Item 8.01 Other Events.

On September 26, 2022, Lumen Technologies, Inc. ("Lumen" or the "Company") announced that it and its indirect, wholly-owned subsidiaries Embarq Florida, Inc. ("Embarq Florida") and Qwest Capital Funding, Inc. ("QCF") commenced cash tender offers (the "Offers"), pursuant to which (i) Lumen has offered to purchase any and all of its outstanding 6.750% Senior Notes, Series W, due 2023 (the "Series W Notes"), 7.500% Senior Notes, Series Y, due 2024 (the "Series Y Notes"), 5.625% Senior Notes, Series X, due 2025, 7.200% Senior Notes, Series D, due 2025, 5.125% Senior Notes due 2026, 6.875% Debentures, Series G, due 2028 and 5.375% Senior Notes due 2029; (ii) Embarq Florida has offered to purchase any and all of its outstanding 7.125% Senior Notes due 2023 (the "2023 Notes") and 8.375% Senior Notes due 2025 (the "2025 Notes" and together with the 2023 Notes, the "Embarq Florida Notes"); and (iii) QCF has offered to purchase any and all of its outstanding 6.875% Senior Notes due 2028 and 7.750% Senior Notes due 2031.

The Offers are made upon the terms and subject to the conditions set forth in the Offer to Purchase, including the related Notice of Guaranteed Delivery, dated as of September 26, 2022. The Offers will expire at 5:00 p.m., New York City time, on September 30, 2022, unless extended or earlier terminated by Lumen, Embarq Florida or QCF, as applicable.

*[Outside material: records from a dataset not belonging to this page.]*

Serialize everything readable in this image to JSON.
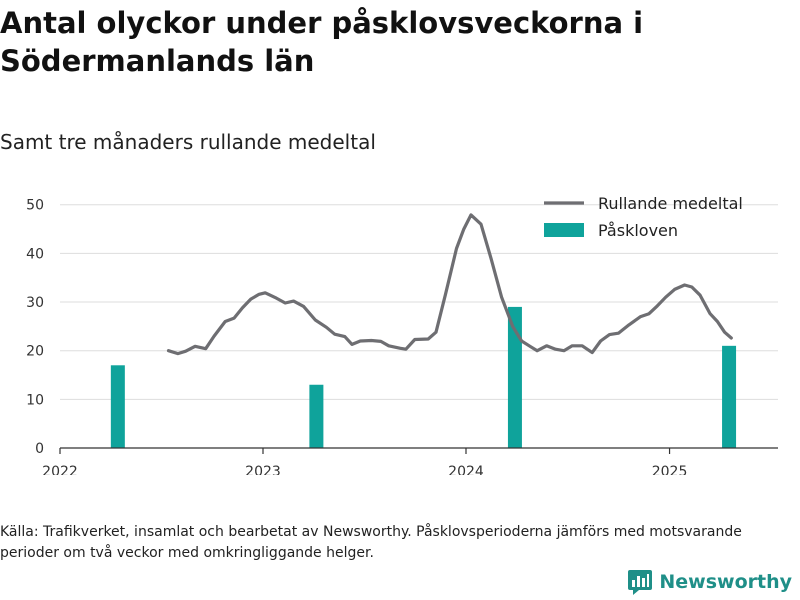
{
  "header": {
    "title": "Antal olyckor under påsklovsveckorna i Södermanlands län",
    "subtitle": "Samt tre månaders rullande medeltal"
  },
  "footer": {
    "note": "Källa: Trafikverket, insamlat och bearbetat av Newsworthy. Påsklovsperioderna jämförs med motsvarande perioder om två veckor med omkringliggande helger.",
    "brand": "Newsworthy"
  },
  "colors": {
    "line": "#6e6e72",
    "bar": "#0fa39b",
    "grid": "#dddddd",
    "axis": "#333333",
    "brand": "#1f8f88"
  },
  "chart_data": {
    "type": "bar+line",
    "x_axis": {
      "type": "date",
      "range": [
        "2022-01-01",
        "2025-07-15"
      ],
      "ticks": [
        "2022",
        "2023",
        "2024",
        "2025"
      ]
    },
    "y_axis": {
      "range": [
        0,
        52
      ],
      "ticks": [
        0,
        10,
        20,
        30,
        40,
        50
      ]
    },
    "grid": "horizontal",
    "legend": {
      "placement": "top-right",
      "entries": [
        {
          "label": "Rullande medeltal",
          "kind": "line"
        },
        {
          "label": "Påskloven",
          "kind": "bar"
        }
      ]
    },
    "bars": {
      "name": "Påskloven",
      "points": [
        {
          "x": "2022-04-15",
          "y": 17
        },
        {
          "x": "2023-04-07",
          "y": 13
        },
        {
          "x": "2024-03-29",
          "y": 29
        },
        {
          "x": "2025-04-18",
          "y": 21
        }
      ]
    },
    "line": {
      "name": "Rullande medeltal",
      "points": [
        {
          "x": "2022-07-15",
          "y": 20.0
        },
        {
          "x": "2022-08-01",
          "y": 19.4
        },
        {
          "x": "2022-08-15",
          "y": 19.9
        },
        {
          "x": "2022-09-01",
          "y": 20.9
        },
        {
          "x": "2022-09-20",
          "y": 20.4
        },
        {
          "x": "2022-10-05",
          "y": 23.0
        },
        {
          "x": "2022-10-25",
          "y": 26.0
        },
        {
          "x": "2022-11-10",
          "y": 26.7
        },
        {
          "x": "2022-11-25",
          "y": 28.8
        },
        {
          "x": "2022-12-10",
          "y": 30.6
        },
        {
          "x": "2022-12-25",
          "y": 31.6
        },
        {
          "x": "2023-01-05",
          "y": 31.9
        },
        {
          "x": "2023-01-25",
          "y": 30.8
        },
        {
          "x": "2023-02-10",
          "y": 29.8
        },
        {
          "x": "2023-02-25",
          "y": 30.2
        },
        {
          "x": "2023-03-15",
          "y": 29.1
        },
        {
          "x": "2023-04-05",
          "y": 26.3
        },
        {
          "x": "2023-04-25",
          "y": 24.8
        },
        {
          "x": "2023-05-10",
          "y": 23.4
        },
        {
          "x": "2023-05-28",
          "y": 22.9
        },
        {
          "x": "2023-06-10",
          "y": 21.3
        },
        {
          "x": "2023-06-25",
          "y": 22.0
        },
        {
          "x": "2023-07-15",
          "y": 22.1
        },
        {
          "x": "2023-08-01",
          "y": 21.9
        },
        {
          "x": "2023-08-15",
          "y": 21.0
        },
        {
          "x": "2023-09-05",
          "y": 20.5
        },
        {
          "x": "2023-09-15",
          "y": 20.3
        },
        {
          "x": "2023-10-01",
          "y": 22.3
        },
        {
          "x": "2023-10-25",
          "y": 22.4
        },
        {
          "x": "2023-11-08",
          "y": 23.8
        },
        {
          "x": "2023-11-25",
          "y": 31.5
        },
        {
          "x": "2023-12-15",
          "y": 41.0
        },
        {
          "x": "2023-12-28",
          "y": 45.0
        },
        {
          "x": "2024-01-10",
          "y": 47.9
        },
        {
          "x": "2024-01-28",
          "y": 46.0
        },
        {
          "x": "2024-02-15",
          "y": 39.0
        },
        {
          "x": "2024-03-05",
          "y": 31.0
        },
        {
          "x": "2024-03-25",
          "y": 25.0
        },
        {
          "x": "2024-04-10",
          "y": 22.0
        },
        {
          "x": "2024-04-25",
          "y": 20.9
        },
        {
          "x": "2024-05-08",
          "y": 20.0
        },
        {
          "x": "2024-05-25",
          "y": 21.0
        },
        {
          "x": "2024-06-10",
          "y": 20.3
        },
        {
          "x": "2024-06-25",
          "y": 20.0
        },
        {
          "x": "2024-07-10",
          "y": 21.0
        },
        {
          "x": "2024-07-28",
          "y": 21.0
        },
        {
          "x": "2024-08-15",
          "y": 19.6
        },
        {
          "x": "2024-08-30",
          "y": 22.0
        },
        {
          "x": "2024-09-15",
          "y": 23.3
        },
        {
          "x": "2024-10-01",
          "y": 23.6
        },
        {
          "x": "2024-10-20",
          "y": 25.3
        },
        {
          "x": "2024-11-10",
          "y": 27.0
        },
        {
          "x": "2024-11-25",
          "y": 27.6
        },
        {
          "x": "2024-12-10",
          "y": 29.2
        },
        {
          "x": "2024-12-25",
          "y": 31.0
        },
        {
          "x": "2025-01-10",
          "y": 32.6
        },
        {
          "x": "2025-01-28",
          "y": 33.5
        },
        {
          "x": "2025-02-10",
          "y": 33.1
        },
        {
          "x": "2025-02-25",
          "y": 31.4
        },
        {
          "x": "2025-03-15",
          "y": 27.6
        },
        {
          "x": "2025-03-28",
          "y": 26.0
        },
        {
          "x": "2025-04-10",
          "y": 23.8
        },
        {
          "x": "2025-04-22",
          "y": 22.6
        }
      ]
    }
  }
}
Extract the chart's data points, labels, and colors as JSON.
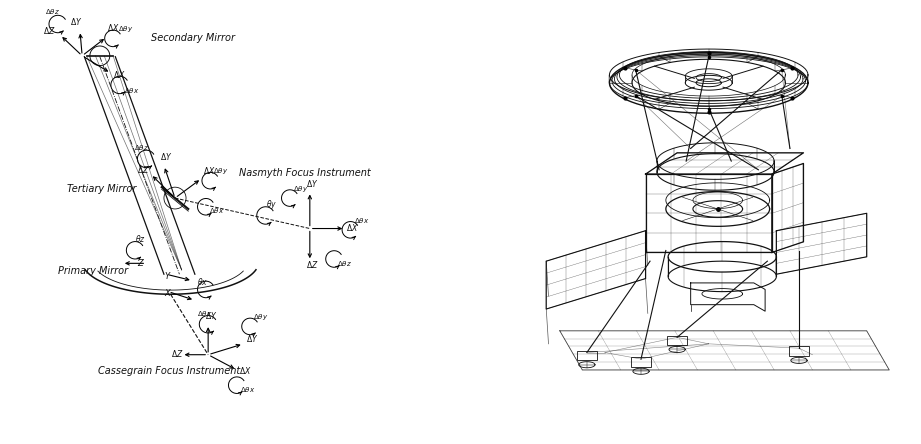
{
  "bg_color": "#ffffff",
  "lc": "#111111",
  "tc": "#111111",
  "fig_width": 9.21,
  "fig_height": 4.44,
  "dpi": 100,
  "labels": {
    "secondary_mirror": "Secondary Mirror",
    "tertiary_mirror": "Tertiary Mirror",
    "primary_mirror": "Primary Mirror",
    "nasmyth": "Nasmyth Focus Instrument",
    "cassegrain": "Cassegrain Focus Instrument"
  }
}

Concurrently with the commencement of the Offers, (i) Embarq Florida intends to
issue notices to redeem any of the Embarq Florida Notes that remain outstanding
as of the redemption date at par, plus accrued and unpaid interest, and
(ii) Lumen intends to issue notices to redeem, subject to the completion of a
divestiture transaction (discussed in the press release filed on Exhibit 99.1 to
this Current Report on Form
8-K),
any of its Series W Notes and Series Y Notes that remain outstanding as of the
redemption date at a redemption price equal to the greater of par or par plus
the "make-whole" premium set forth in the terms of such Notes, plus accrued and
unpaid interest.

A copy of the Company's press release announcing the commencement of the Offers is attached herewith as Exhibit 99.1 and is incorporated herein by reference.



Neither this Current Report on Form
8-K
nor anything contained herein is a notice of redemption for the Embarq Florida
Notes, the Series W Notes or the Series Y Notes, or any other debt securities
under the applicable indentures governing such debt securities.


Item 9.01 Financial Statements and Exhibits.





  (d)  Exhibits:




Exhibit
  No.     Description

99.1        Press Release dated September 26, 2022 announcing Offers.

104       Cover page formatted in Inline XBRL and contained in Exhibit 101.